Un tournant s'est opéré avec Marchons, de Félix de Jesús Matos, la seule œuvre du programme à incorporer la voix. Sa présence a activé une frontalité différente, réinstallant la musique dans sa dimension communicative la plus directe. À partir de là, le concert a repris son rythme avec des œuvres d'une grande complexité technique où le protagonisme individuel s'inscrit dans une logique d'interprétation partagée, avec des moments de lucidité pianistique particulière, comme celui assumé par Ronny Yunior López dans Tumbao pal Benny.

Le concert, loin de toute rigidité historiographique, a également démontré son attachement au patrimoine musical cubain en citant Alberto Socarrás, qui fut le premier musicien de l'histoire du latin jazz à enregistrer un solo de flûte. Socarrás a été entendu ce soir-là dans ses versions de Caravane -le célèbre standard composé en 1936 par Juan Tizol et Duke Ellington - et Vous et moi, tous deux transcrits par Abreu lui-même. A Caravane, Alessa Blanco Bencomo (flûte) et Vismar Suárez (saxophone) ont fait preuve non seulement de maîtrise dans leur jeu, mais aussi d'une maturité interprétative suffisante pour naviguer dans l'architecture rythmique et expressive de cette œuvre. Le flûtiste Darío Cuba, pleinement conscient de sa place dans cette lignée, a joué de son instrument avec la responsabilité de soutenir une tradition vivante.
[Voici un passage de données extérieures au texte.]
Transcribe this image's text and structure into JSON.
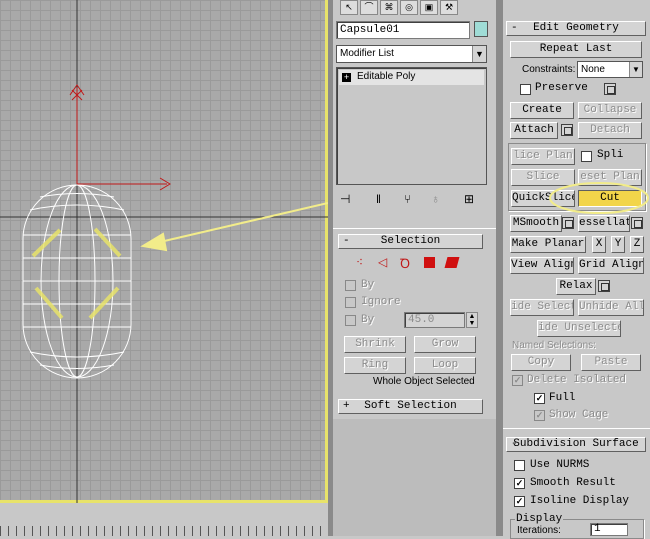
{
  "object_name": "Capsule01",
  "object_color": "#9fdcd6",
  "modifier_list": {
    "placeholder": "Modifier List"
  },
  "stack": {
    "items": [
      "Editable Poly"
    ]
  },
  "selection_rollout": {
    "title": "Selection",
    "sign": "-",
    "by_vertex_label": "By",
    "ignore_backfacing_label": "Ignore",
    "by_angle_label": "By",
    "angle_value": "45.0",
    "shrink_label": "Shrink",
    "grow_label": "Grow",
    "ring_label": "Ring",
    "loop_label": "Loop",
    "status": "Whole Object Selected"
  },
  "soft_selection_rollout": {
    "title": "Soft Selection",
    "sign": "+"
  },
  "edit_geometry": {
    "title": "Edit Geometry",
    "sign": "-",
    "repeat_last": "Repeat Last",
    "constraints_label": "Constraints:",
    "constraints_value": "None",
    "preserve_label": "Preserve",
    "create": "Create",
    "collapse": "Collapse",
    "attach": "Attach",
    "detach": "Detach",
    "slice_plane": "lice Plan",
    "split_label": "Spli",
    "slice": "Slice",
    "reset_plane": "eset Plan",
    "quickslice": "QuickSlice",
    "cut": "Cut",
    "msmooth": "MSmooth",
    "tessellate": "essellat",
    "make_planar": "Make Planar",
    "x": "X",
    "y": "Y",
    "z": "Z",
    "view_align": "View Align",
    "grid_align": "Grid Align",
    "relax": "Relax",
    "hide_selected": "ide Selecte",
    "unhide_all": "Unhide All",
    "hide_unselected": "ide Unselecte",
    "named_selections_label": "Named Selections:",
    "copy": "Copy",
    "paste": "Paste",
    "delete_isolated": "Delete Isolated",
    "full_label": "Full",
    "show_cage": "Show Cage"
  },
  "subdivision_surface": {
    "title": "Subdivision Surface",
    "sign": "-",
    "use_nurms": "Use NURMS",
    "smooth_result": "Smooth Result",
    "isoline_display": "Isoline Display",
    "display_group": "Display",
    "iterations_label": "Iterations:",
    "iterations_value": "1"
  },
  "colors": {
    "viewport_border": "#e8e36a",
    "highlight": "#f2d54a",
    "annotation": "#f2ec8a",
    "axis": "#c01818"
  }
}
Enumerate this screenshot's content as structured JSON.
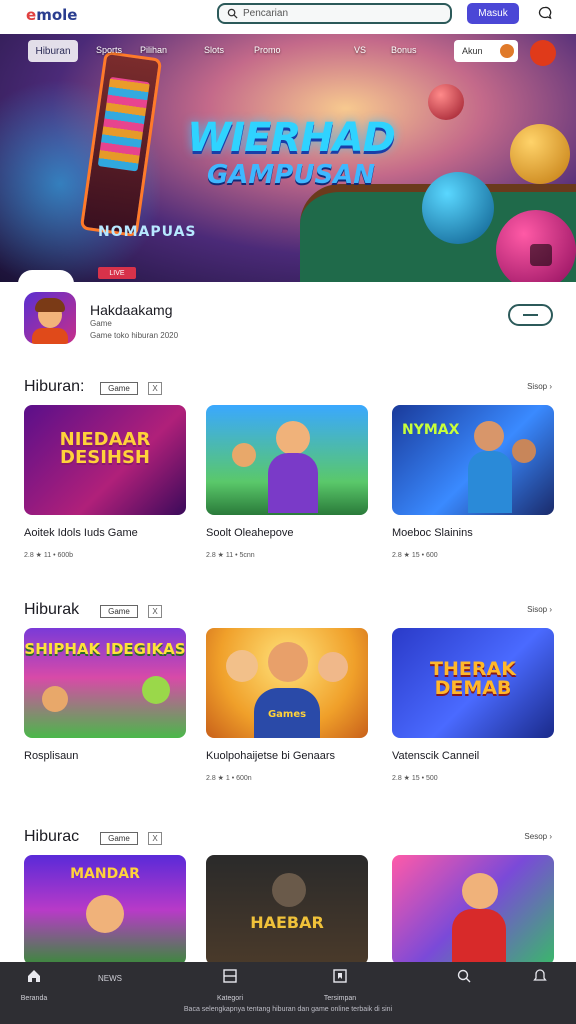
{
  "header": {
    "logo": "mole",
    "logo_prefix": "e",
    "search_placeholder": "Pencarian",
    "primary_button": "Masuk",
    "icon": "chat-bubble-icon"
  },
  "hero": {
    "nav": {
      "active": "Hiburan",
      "links": [
        "Sports",
        "Pilihan",
        "Slots",
        "Promo",
        "VS",
        "Bonus"
      ],
      "user": "Akun"
    },
    "title_line1": "WIERHAD",
    "title_line2": "GAMPUSAN",
    "subtitle": "NOMAPUAS",
    "badge": "LIVE"
  },
  "profile": {
    "name": "Hakdaakamg",
    "line1": "Game",
    "line2": "Game toko hiburan 2020"
  },
  "sections": [
    {
      "title": "Hiburan:",
      "pill": "Game",
      "x": "X",
      "more": "Sisop ›",
      "cards": [
        {
          "title": "Aoitek Idols Iuds Game",
          "meta": "2.8 ★ 11 • 600b",
          "thumb": "NIEDAAR DESIHSH"
        },
        {
          "title": "Soolt Oleahepove",
          "meta": "2.8 ★ 11 • 5cnn",
          "thumb": ""
        },
        {
          "title": "Moeboc Slainins",
          "meta": "2.8 ★ 15 • 600",
          "thumb": "NYMAX"
        }
      ]
    },
    {
      "title": "Hiburak",
      "pill": "Game",
      "x": "X",
      "more": "Sisop ›",
      "cards": [
        {
          "title": "Rosplisaun",
          "meta": "",
          "thumb": "SHIPHAK IDEGIKAS"
        },
        {
          "title": "Kuolpohaijetse bi Genaars",
          "meta": "2.8 ★ 1 • 600n",
          "thumb": "Games"
        },
        {
          "title": "Vatenscik Canneil",
          "meta": "2.8 ★ 15 • 500",
          "thumb": "THERAK DEMAB"
        }
      ]
    },
    {
      "title": "Hiburac",
      "pill": "Game",
      "x": "X",
      "more": "Sesop ›",
      "cards": [
        {
          "title": "",
          "meta": "",
          "thumb": "MANDAR"
        },
        {
          "title": "",
          "meta": "",
          "thumb": "HAEBAR"
        },
        {
          "title": "",
          "meta": "",
          "thumb": ""
        }
      ]
    }
  ],
  "bottom_nav": {
    "items": [
      {
        "label": "Beranda",
        "icon": "home-icon"
      },
      {
        "label": "Kategori",
        "icon": "grid-icon"
      },
      {
        "label": "Tersimpan",
        "icon": "bookmark-icon"
      },
      {
        "label": "",
        "icon": "search-icon"
      },
      {
        "label": "",
        "icon": "bell-icon"
      }
    ],
    "extra": "NEWS",
    "footer": "Baca selengkapnya tentang hiburan dan game online terbaik di sini"
  }
}
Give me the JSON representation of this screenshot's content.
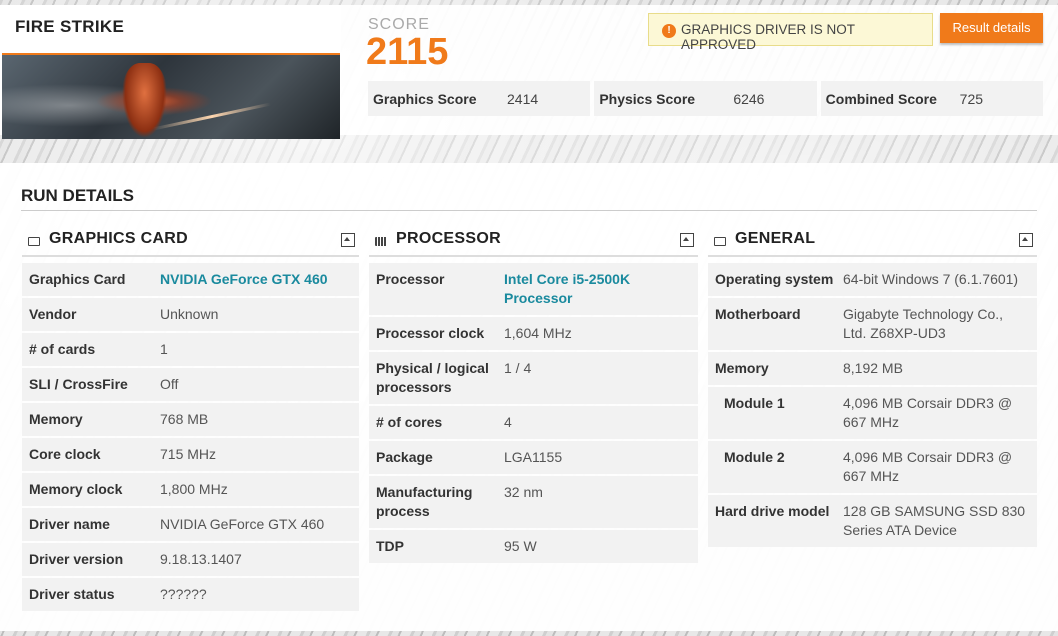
{
  "benchmark": {
    "title": "FIRE STRIKE"
  },
  "score": {
    "label": "SCORE",
    "value": "2115"
  },
  "warning": {
    "text": "GRAPHICS DRIVER IS NOT APPROVED"
  },
  "result_button": {
    "label": "Result details"
  },
  "subscores": [
    {
      "label": "Graphics Score",
      "value": "2414"
    },
    {
      "label": "Physics Score",
      "value": "6246"
    },
    {
      "label": "Combined Score",
      "value": "725"
    }
  ],
  "run_details": {
    "title": "RUN DETAILS",
    "graphics": {
      "title": "GRAPHICS CARD",
      "rows": [
        {
          "k": "Graphics Card",
          "v": "NVIDIA GeForce GTX 460"
        },
        {
          "k": "Vendor",
          "v": "Unknown"
        },
        {
          "k": "# of cards",
          "v": "1"
        },
        {
          "k": "SLI / CrossFire",
          "v": "Off"
        },
        {
          "k": "Memory",
          "v": "768 MB"
        },
        {
          "k": "Core clock",
          "v": "715 MHz"
        },
        {
          "k": "Memory clock",
          "v": "1,800 MHz"
        },
        {
          "k": "Driver name",
          "v": "NVIDIA GeForce GTX 460"
        },
        {
          "k": "Driver version",
          "v": "9.18.13.1407"
        },
        {
          "k": "Driver status",
          "v": "??????"
        }
      ]
    },
    "processor": {
      "title": "PROCESSOR",
      "rows": [
        {
          "k": "Processor",
          "v": "Intel Core i5-2500K Processor"
        },
        {
          "k": "Processor clock",
          "v": "1,604 MHz"
        },
        {
          "k": "Physical / logical processors",
          "v": "1 / 4"
        },
        {
          "k": "# of cores",
          "v": "4"
        },
        {
          "k": "Package",
          "v": "LGA1155"
        },
        {
          "k": "Manufacturing process",
          "v": "32 nm"
        },
        {
          "k": "TDP",
          "v": "95 W"
        }
      ]
    },
    "general": {
      "title": "GENERAL",
      "rows": [
        {
          "k": "Operating system",
          "v": "64-bit Windows 7 (6.1.7601)"
        },
        {
          "k": "Motherboard",
          "v": "Gigabyte Technology Co., Ltd. Z68XP-UD3"
        },
        {
          "k": "Memory",
          "v": "8,192 MB"
        },
        {
          "k": "Module 1",
          "v": "4,096 MB Corsair DDR3 @ 667 MHz"
        },
        {
          "k": "Module 2",
          "v": "4,096 MB Corsair DDR3 @ 667 MHz"
        },
        {
          "k": "Hard drive model",
          "v": "128 GB SAMSUNG SSD 830 Series ATA Device"
        }
      ]
    }
  }
}
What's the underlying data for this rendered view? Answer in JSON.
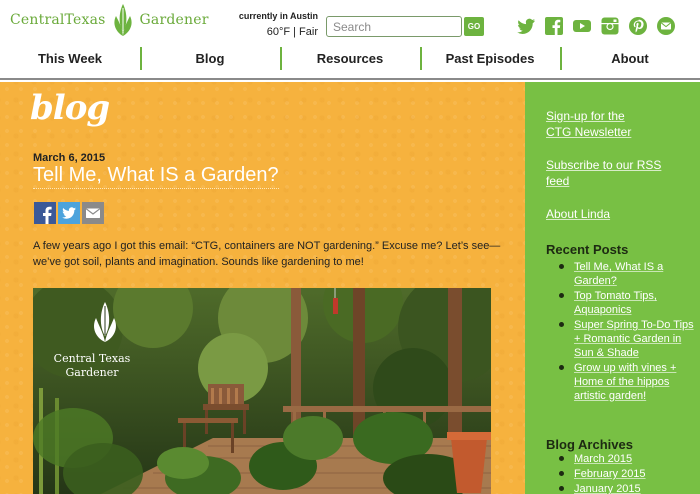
{
  "header": {
    "logo": {
      "text_left": "CentralTexas",
      "text_right": "Gardener"
    },
    "weather": {
      "title": "currently in Austin",
      "value": "60°F | Fair"
    },
    "search": {
      "placeholder": "Search",
      "button_label": "GO"
    },
    "social_icons": [
      "twitter-icon",
      "facebook-icon",
      "youtube-icon",
      "instagram-icon",
      "pinterest-icon",
      "email-icon"
    ]
  },
  "nav": {
    "items": [
      "This Week",
      "Blog",
      "Resources",
      "Past Episodes",
      "About"
    ]
  },
  "main": {
    "section_title": "blog",
    "post": {
      "date": "March 6, 2015",
      "title": "Tell Me, What IS a Garden?",
      "share_icons": [
        "facebook-share-icon",
        "twitter-share-icon",
        "email-share-icon"
      ],
      "excerpt": "A few years ago I got this email: “CTG, containers are NOT gardening.” Excuse me? Let’s see—we’ve got soil, plants and imagination. Sounds like gardening to me!",
      "image_brand": {
        "line1": "Central Texas",
        "line2": "Gardener"
      }
    }
  },
  "sidebar": {
    "newsletter_link": "Sign-up for the CTG Newsletter",
    "rss_link": "Subscribe to our RSS feed",
    "about_link": "About Linda",
    "recent_heading": "Recent Posts",
    "recent_posts": [
      "Tell Me, What IS a Garden?",
      "Top Tomato Tips, Aquaponics",
      "Super Spring To-Do Tips + Romantic Garden in Sun & Shade",
      "Grow up with vines + Home of the hippos artistic garden!"
    ],
    "archives_heading": "Blog Archives",
    "archives": [
      "March 2015",
      "February 2015",
      "January 2015"
    ]
  },
  "colors": {
    "brand_green": "#6db33f",
    "sidebar_green": "#78c044",
    "main_orange": "#f6b23e",
    "twitter": "#4ca3dc",
    "facebook": "#3b5998"
  }
}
Dans ce cadre, la scène se révèle être le lieu de circulation et d'accumulation des savoirs musicaux, Donnez-lui une chance a été l'œuvre choisie pour clôturer le concert, précisément avec la participation de tous les musiciens. Plus qu'une clôture emphatique, l'œuvre a fonctionné comme un espace de rencontre où les individualités se sont réunies, et dans ce dialogue collectif se manifeste une vérité : qu'est-ce que la musique cubaine, en fin de compte, si ce n'est un retour constant aux origines ? Non pas un retour nostalgique, mais un retour pour réécrire, actualiser, faire place à de nouvelles voix. C'est le seuil de ce concert, où parents, professeurs et organisateurs d'événements intégrés dans la même atmosphère, ont corroboré que le développement du jeune artiste n'est pas un acte solitaire. Les «grands talents» sont au service des «talents émergents», avec la générosité de ceux qui savent que la musique ne transcende que si elle est donnée avec affection.